Don't get me wrong.. I feel for people. Even when it's their own fault because it's actually quite hard not to get in that situation most of the time unless you've made past mistakes you can learn from.. and even then you have to actually remember to learn from them.
And it's not like I'm doing everything I possibly could to maximise my situation because I'm also not willing to make certain hard choices..
It's not like I'm without empathy.. it's just I'm not going to put up with whining about it.
The working poor living in a fibro home will mostly get some sympathy. Depends on how much money they waste and on what though. Tradies are making so much money at the moment I can't really consider them part of it even though I know most of them live week to week.
For how many years have people been telling us to buy smaller more fuel efficient cars? How many years have you seen that personal debt graph posted here at gfy?
People will adjust though... it's just that no one likes having things taken away or recieving less than they used to... the majority of people will adjust and be fine providing they actually start taking responsibility for their actions instead of pushing for stupid things like fuel subsidies.

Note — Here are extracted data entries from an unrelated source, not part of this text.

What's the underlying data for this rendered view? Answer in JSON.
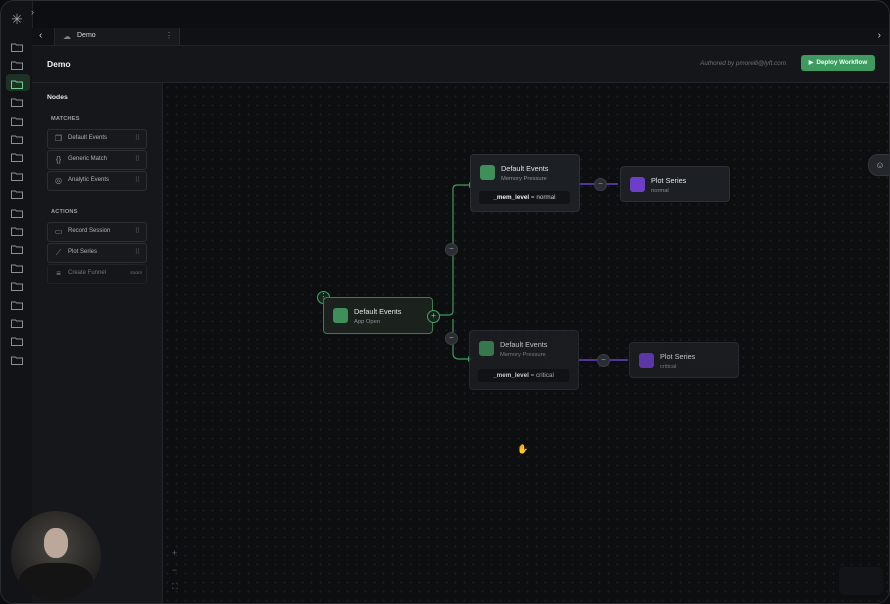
{
  "tabbar": {
    "back_icon": "chevron-left-icon",
    "tab_label": "Demo",
    "tab_icon": "workflow-icon",
    "tab_more_icon": "more-vertical-icon",
    "forward_icon": "chevron-right-icon"
  },
  "header": {
    "title": "Demo",
    "author": "Authored by pmorelli@lyft.com",
    "deploy_label": "Deploy Workflow"
  },
  "sidebar": {
    "title": "Nodes",
    "matches_label": "MATCHES",
    "matches": [
      {
        "label": "Default Events",
        "icon": "file-copy-icon"
      },
      {
        "label": "Generic Match",
        "icon": "braces-icon"
      },
      {
        "label": "Analytic Events",
        "icon": "target-icon"
      }
    ],
    "actions_label": "ACTIONS",
    "actions": [
      {
        "label": "Record Session",
        "icon": "video-icon"
      },
      {
        "label": "Plot Series",
        "icon": "line-chart-icon"
      },
      {
        "label": "Create Funnel",
        "icon": "funnel-icon",
        "badge": "soon!"
      }
    ]
  },
  "canvas": {
    "root": {
      "title": "Default Events",
      "subtitle": "App Open"
    },
    "top_match": {
      "title": "Default Events",
      "subtitle": "Memory Pressure",
      "field": "_mem_level",
      "op": "=",
      "value": "normal"
    },
    "bottom_match": {
      "title": "Default Events",
      "subtitle": "Memory Pressure",
      "field": "_mem_level",
      "op": "=",
      "value": "critical"
    },
    "top_action": {
      "title": "Plot Series",
      "subtitle": "normal"
    },
    "bottom_action": {
      "title": "Plot Series",
      "subtitle": "critical"
    },
    "colors": {
      "edge_green": "#3f9a5f",
      "edge_purple": "#6b3fc8"
    }
  },
  "zoom": {
    "in_icon": "plus-icon",
    "out_icon": "minus-icon",
    "fit_icon": "fit-screen-icon"
  },
  "chat_icon": "chat-icon"
}
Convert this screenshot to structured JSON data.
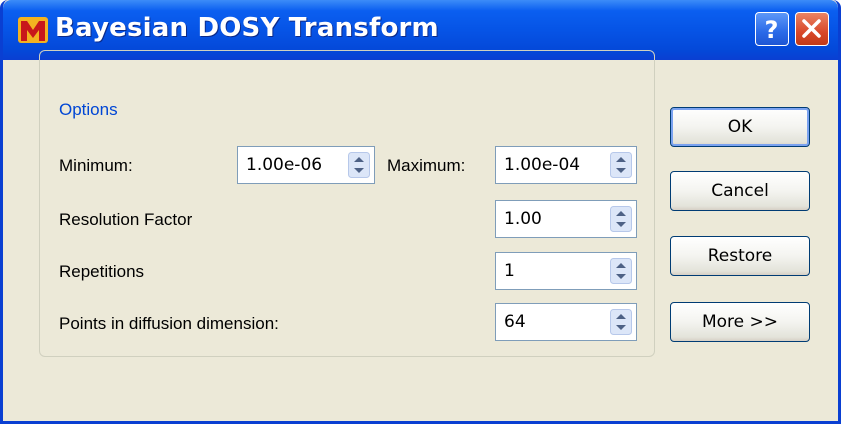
{
  "window": {
    "title": "Bayesian DOSY Transform",
    "icons": {
      "app": "app-logo-icon",
      "help": "question-mark-icon",
      "close": "close-x-icon"
    }
  },
  "options": {
    "group_title": "Options",
    "minimum": {
      "label": "Minimum:",
      "value": "1.00e-06"
    },
    "maximum": {
      "label": "Maximum:",
      "value": "1.00e-04"
    },
    "resolution": {
      "label": "Resolution Factor",
      "value": "1.00"
    },
    "repetitions": {
      "label": "Repetitions",
      "value": "1"
    },
    "points": {
      "label": "Points in diffusion dimension:",
      "value": "64"
    }
  },
  "buttons": {
    "ok": "OK",
    "cancel": "Cancel",
    "restore": "Restore",
    "more": "More >>"
  },
  "colors": {
    "titlebar": "#0654e6",
    "dialog_bg": "#ece9d8",
    "group_title": "#0046d5",
    "input_border": "#7f9db9"
  }
}
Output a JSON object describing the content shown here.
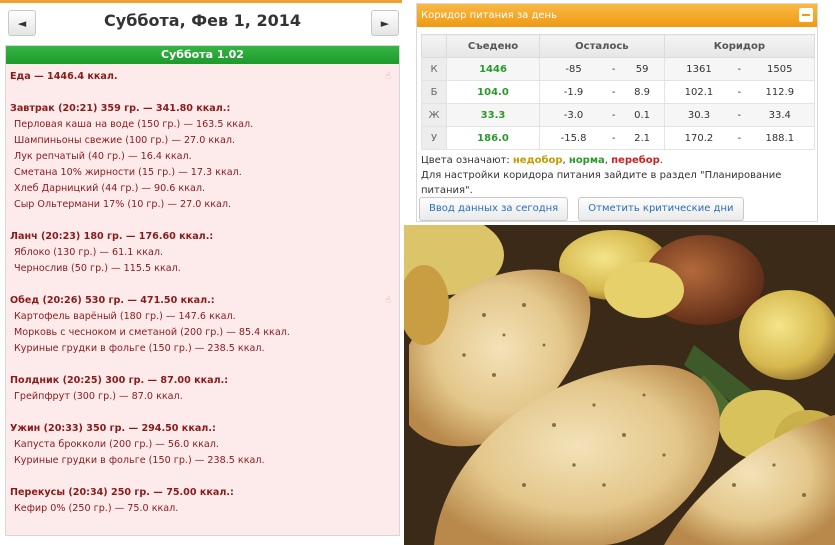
{
  "date_nav": {
    "prev_icon": "◄",
    "title": "Суббота, Фев 1, 2014",
    "next_icon": "►"
  },
  "day": {
    "header": "Суббота 1.02",
    "total": "Еда — 1446.4 ккал.",
    "meals": [
      {
        "title": "Завтрак (20:21) 359 гр. — 341.80 ккал.:",
        "items": [
          "Перловая каша на воде (150 гр.) — 163.5 ккал.",
          "Шампиньоны свежие (100 гр.) — 27.0 ккал.",
          "Лук репчатый (40 гр.) — 16.4 ккал.",
          "Сметана 10% жирности (15 гр.) — 17.3 ккал.",
          "Хлеб Дарницкий (44 гр.) — 90.6 ккал.",
          "Сыр Ольтермани 17% (10 гр.) — 27.0 ккал."
        ]
      },
      {
        "title": "Ланч (20:23) 180 гр. — 176.60 ккал.:",
        "items": [
          "Яблоко (130 гр.) — 61.1 ккал.",
          "Чернослив (50 гр.) — 115.5 ккал."
        ]
      },
      {
        "title": "Обед (20:26) 530 гр. — 471.50 ккал.:",
        "items": [
          "Картофель варёный (180 гр.) — 147.6 ккал.",
          "Морковь с чесноком и сметаной (200 гр.) — 85.4 ккал.",
          "Куриные грудки в фольге (150 гр.) — 238.5 ккал."
        ]
      },
      {
        "title": "Полдник (20:25) 300 гр. — 87.00 ккал.:",
        "items": [
          "Грейпфрут (300 гр.) — 87.0 ккал."
        ]
      },
      {
        "title": "Ужин (20:33) 350 гр. — 294.50 ккал.:",
        "items": [
          "Капуста брокколи (200 гр.) — 56.0 ккал.",
          "Куриные грудки в фольге (150 гр.) — 238.5 ккал."
        ]
      },
      {
        "title": "Перекусы (20:34) 250 гр. — 75.00 ккал.:",
        "items": [
          "Кефир 0% (250 гр.) — 75.0 ккал."
        ]
      }
    ]
  },
  "corridor": {
    "title": "Коридор питания за день",
    "columns": [
      "Съедено",
      "Осталось",
      "Коридор"
    ],
    "rows": [
      {
        "label": "К",
        "eaten": "1446",
        "left_min": "-85",
        "left_sep": "-",
        "left_max": "59",
        "cor_min": "1361",
        "cor_sep": "-",
        "cor_max": "1505"
      },
      {
        "label": "Б",
        "eaten": "104.0",
        "left_min": "-1.9",
        "left_sep": "-",
        "left_max": "8.9",
        "cor_min": "102.1",
        "cor_sep": "-",
        "cor_max": "112.9"
      },
      {
        "label": "Ж",
        "eaten": "33.3",
        "left_min": "-3.0",
        "left_sep": "-",
        "left_max": "0.1",
        "cor_min": "30.3",
        "cor_sep": "-",
        "cor_max": "33.4"
      },
      {
        "label": "У",
        "eaten": "186.0",
        "left_min": "-15.8",
        "left_sep": "-",
        "left_max": "2.1",
        "cor_min": "170.2",
        "cor_sep": "-",
        "cor_max": "188.1"
      }
    ],
    "legend_prefix": "Цвета означают:",
    "legend_under": "недобор",
    "legend_norm": "норма",
    "legend_over": "перебор",
    "note": "Для настройки коридора питания зайдите в раздел \"Планирование питания\".",
    "btn_today": "Ввод данных за сегодня",
    "btn_critical": "Отметить критические дни"
  },
  "colors": {
    "accent": "#ee9a14",
    "green": "#2a9a2a",
    "header_green": "#1e9a2d",
    "text_red": "#8b1a1a"
  },
  "icons": {
    "prev": "arrow-left-icon",
    "next": "arrow-right-icon",
    "minimize": "minimize-icon",
    "hand": "hand-pointer-icon"
  }
}
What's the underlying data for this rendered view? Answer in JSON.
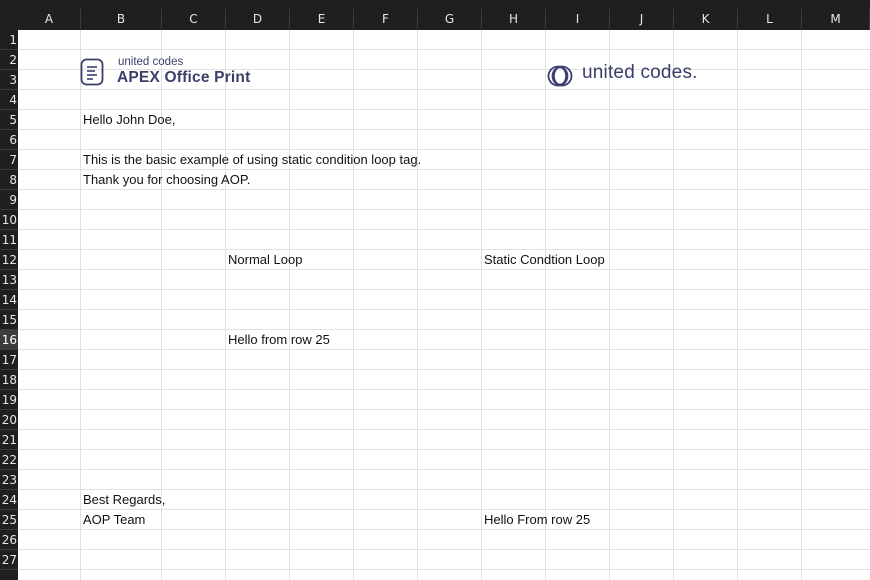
{
  "columns": [
    "A",
    "B",
    "C",
    "D",
    "E",
    "F",
    "G",
    "H",
    "I",
    "J",
    "K",
    "L",
    "M"
  ],
  "rows": [
    "1",
    "2",
    "3",
    "4",
    "5",
    "6",
    "7",
    "8",
    "9",
    "10",
    "11",
    "12",
    "13",
    "14",
    "15",
    "16",
    "17",
    "18",
    "19",
    "20",
    "21",
    "22",
    "23",
    "24",
    "25",
    "26",
    "27"
  ],
  "selected_row": "16",
  "logos": {
    "aop_small": "united codes",
    "aop_big": "APEX Office Print",
    "uc_text": "united codes."
  },
  "cells": {
    "b5": "Hello John Doe,",
    "b7": "This is the basic example of using static condition loop tag.",
    "b8": "Thank you for choosing AOP.",
    "d12": "Normal Loop",
    "h12": "Static Condtion Loop",
    "d16": "Hello from row 25",
    "b24": "Best Regards,",
    "b25": "AOP Team",
    "h25": "Hello From row 25"
  },
  "colors": {
    "header_bg": "#1f1f1f",
    "gridline": "#e1e1e1",
    "logo_navy": "#3a3f6a"
  }
}
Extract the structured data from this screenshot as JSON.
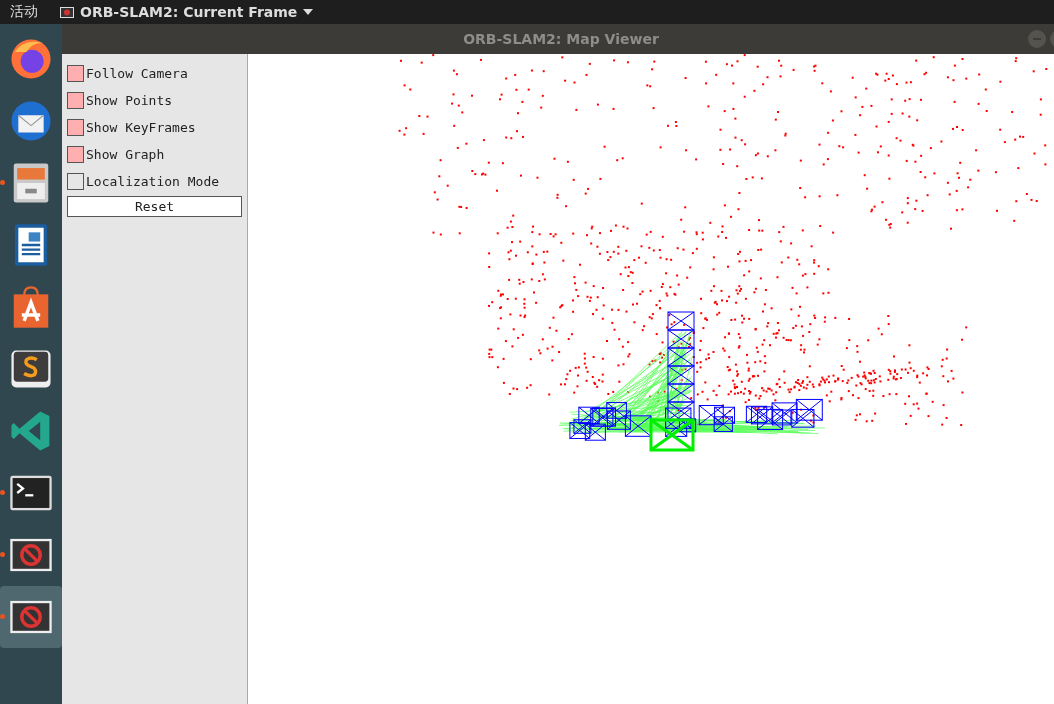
{
  "top_bar": {
    "activities": "活动",
    "app_menu": {
      "label": "ORB-SLAM2: Current Frame"
    }
  },
  "dock": [
    {
      "kind": "browser",
      "running": false,
      "selected": false
    },
    {
      "kind": "mail",
      "running": false,
      "selected": false
    },
    {
      "kind": "files",
      "running": true,
      "selected": false
    },
    {
      "kind": "document",
      "running": false,
      "selected": false
    },
    {
      "kind": "store",
      "running": false,
      "selected": false
    },
    {
      "kind": "editor",
      "running": false,
      "selected": false
    },
    {
      "kind": "code",
      "running": false,
      "selected": false
    },
    {
      "kind": "terminal",
      "running": true,
      "selected": false
    },
    {
      "kind": "app",
      "running": true,
      "selected": false
    },
    {
      "kind": "app",
      "running": true,
      "selected": true
    }
  ],
  "window": {
    "title": "ORB-SLAM2: Map Viewer"
  },
  "panel": {
    "options": [
      {
        "label": "Follow Camera",
        "checked": true
      },
      {
        "label": "Show Points",
        "checked": true
      },
      {
        "label": "Show KeyFrames",
        "checked": true
      },
      {
        "label": "Show Graph",
        "checked": true
      },
      {
        "label": "Localization Mode",
        "checked": false
      }
    ],
    "button": "Reset"
  }
}
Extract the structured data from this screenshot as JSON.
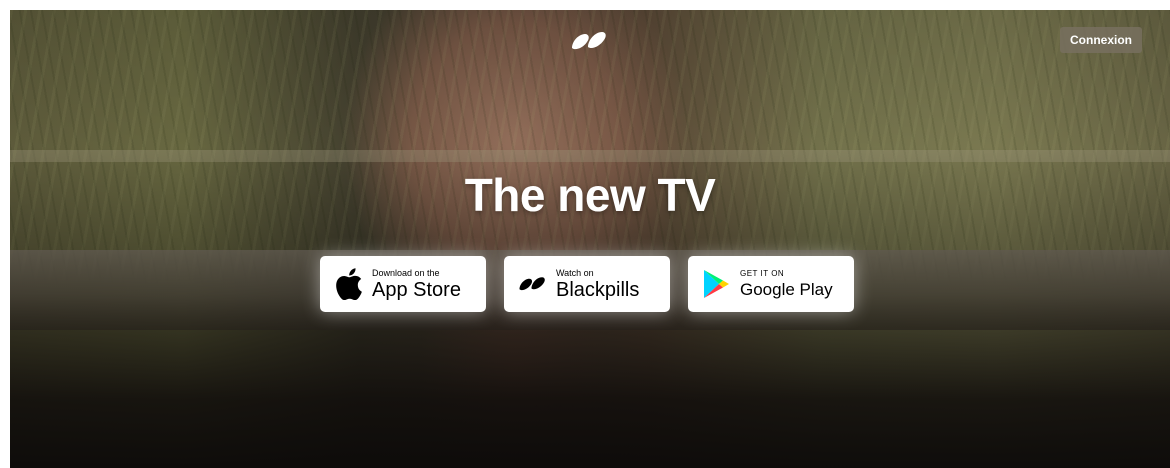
{
  "header": {
    "logo_icon": "blackpills-logo-icon",
    "login_label": "Connexion"
  },
  "hero": {
    "headline": "The new TV"
  },
  "stores": [
    {
      "icon": "apple-icon",
      "small_label": "Download on the",
      "big_label": "App Store"
    },
    {
      "icon": "blackpills-icon",
      "small_label": "Watch on",
      "big_label": "Blackpills"
    },
    {
      "icon": "google-play-icon",
      "small_label": "GET IT ON",
      "big_label": "Google Play"
    }
  ],
  "colors": {
    "headline": "#ffffff",
    "button_bg": "#ffffff",
    "button_text": "#000000",
    "login_bg": "#78705f"
  }
}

It really is the best thing to happen though, little bit of bitter medicine now will force us to develop solutions now rather than putting them off for another 10 years. Personally I'm livid at the 30B Rudd is giving away that could be going into infrastructure to help begin to cushion us from the impact of higher oil prices. A tax cut that instantly evaporates by increasing inflation instead of.. well pretty much anything useful. Eg. 30B would put free solar panels on the rooves of pretty much every family home in Australia to help give free electricity for the next 15-20 years which would give incalculably greater savings if we had the balls to do it. We could phase it in over the next ten years as we require more generators so it didn't affect the coal industry too much either.
Actually the cheap price of electricity in Australia is pretty much the biggest reason we lag behind in any kind of alternative fuel industry. The price signals aren't large enough to stimulate the development required. Thats why it's important that oil rises to the point that alternatives become cost effective before we actually start physically running out of the stuff. We're also seeing good healthy demand destruction. And hopefully more focus at a government level about things like public transport.